Q: So how do we migrate organizations from their current state of providing inconsistent, episodic service excellence to a true patient-centered system?


A: By establishing that patient-accountability is everyone’s role. Everyone becomes responsible for transforming the culture. Leaders just need to know how to take the guesswork out of it, so everyone participates.

Being patient-accountable isn’t about creating a “kumbaya”, feel-good attitude, it’s about providing all staff with a common direction to guide quality interactions - the building blocks of a patient-centered system.

If there is a single defining characteristic for patient-accountability, it’s this: It begins at the top and permeates through the entire organization. It must be built into the organization’s mission statement and reflected in every team member’s role description.

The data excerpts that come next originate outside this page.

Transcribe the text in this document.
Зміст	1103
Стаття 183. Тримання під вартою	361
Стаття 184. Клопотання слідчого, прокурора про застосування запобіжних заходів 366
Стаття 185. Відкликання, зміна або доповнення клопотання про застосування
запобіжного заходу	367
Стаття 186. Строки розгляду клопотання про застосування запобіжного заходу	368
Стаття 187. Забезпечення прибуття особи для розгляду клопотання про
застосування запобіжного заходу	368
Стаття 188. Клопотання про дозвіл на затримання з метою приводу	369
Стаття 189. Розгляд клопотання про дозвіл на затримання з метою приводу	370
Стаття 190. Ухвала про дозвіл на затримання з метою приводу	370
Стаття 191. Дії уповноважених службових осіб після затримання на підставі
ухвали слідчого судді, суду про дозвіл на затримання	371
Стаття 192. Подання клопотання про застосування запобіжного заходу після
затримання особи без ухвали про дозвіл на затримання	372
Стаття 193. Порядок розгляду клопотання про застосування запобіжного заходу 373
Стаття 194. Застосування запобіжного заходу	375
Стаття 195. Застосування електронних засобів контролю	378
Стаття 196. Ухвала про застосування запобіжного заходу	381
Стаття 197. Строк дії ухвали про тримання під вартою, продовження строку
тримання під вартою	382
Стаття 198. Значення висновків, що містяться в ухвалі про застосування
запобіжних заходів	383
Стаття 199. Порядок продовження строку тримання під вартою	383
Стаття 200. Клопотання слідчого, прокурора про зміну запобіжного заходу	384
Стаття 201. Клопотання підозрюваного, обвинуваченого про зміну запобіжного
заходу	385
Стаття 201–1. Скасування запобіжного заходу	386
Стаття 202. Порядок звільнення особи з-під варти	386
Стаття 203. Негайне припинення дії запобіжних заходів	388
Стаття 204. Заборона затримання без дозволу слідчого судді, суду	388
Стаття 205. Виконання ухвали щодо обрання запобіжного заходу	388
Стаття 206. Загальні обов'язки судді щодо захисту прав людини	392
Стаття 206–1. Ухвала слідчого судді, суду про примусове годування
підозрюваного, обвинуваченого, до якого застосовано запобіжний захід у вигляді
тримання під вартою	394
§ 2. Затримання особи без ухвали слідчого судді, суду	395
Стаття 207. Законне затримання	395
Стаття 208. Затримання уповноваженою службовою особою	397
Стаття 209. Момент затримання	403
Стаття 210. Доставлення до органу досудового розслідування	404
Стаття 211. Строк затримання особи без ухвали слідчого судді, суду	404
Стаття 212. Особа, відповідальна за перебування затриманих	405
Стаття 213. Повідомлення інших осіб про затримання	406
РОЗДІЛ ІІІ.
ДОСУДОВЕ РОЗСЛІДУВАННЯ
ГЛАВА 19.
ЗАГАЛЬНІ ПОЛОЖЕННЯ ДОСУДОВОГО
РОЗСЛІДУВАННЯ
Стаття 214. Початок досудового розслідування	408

Leaders must create the right organizational structures, and repeatedly underscore the organization's commitment to what matters most to patients using culture cues like this card. Every employee, whether they deal directly with a patient or not, needs to understand how his or her every day actions affect everyone who works with patients and the patients themselves.

We know the quality of our interactions impacts culture, team-performance and patient outcomes. Start by focusing less on the speed of the transaction. When you talk to people, are you focused on the transaction or your interaction?

During a transactional encounter you’ll focus so much on the task at hand you’ll be inclined to block out everything else in order to get the job done.  A true interaction depends on really listening and staying in the moment with the patient/team member in front of you. It’s not difficult to be aware of the difference. After all, if you were the patient (or if your mother was the patient) what would matter most to you?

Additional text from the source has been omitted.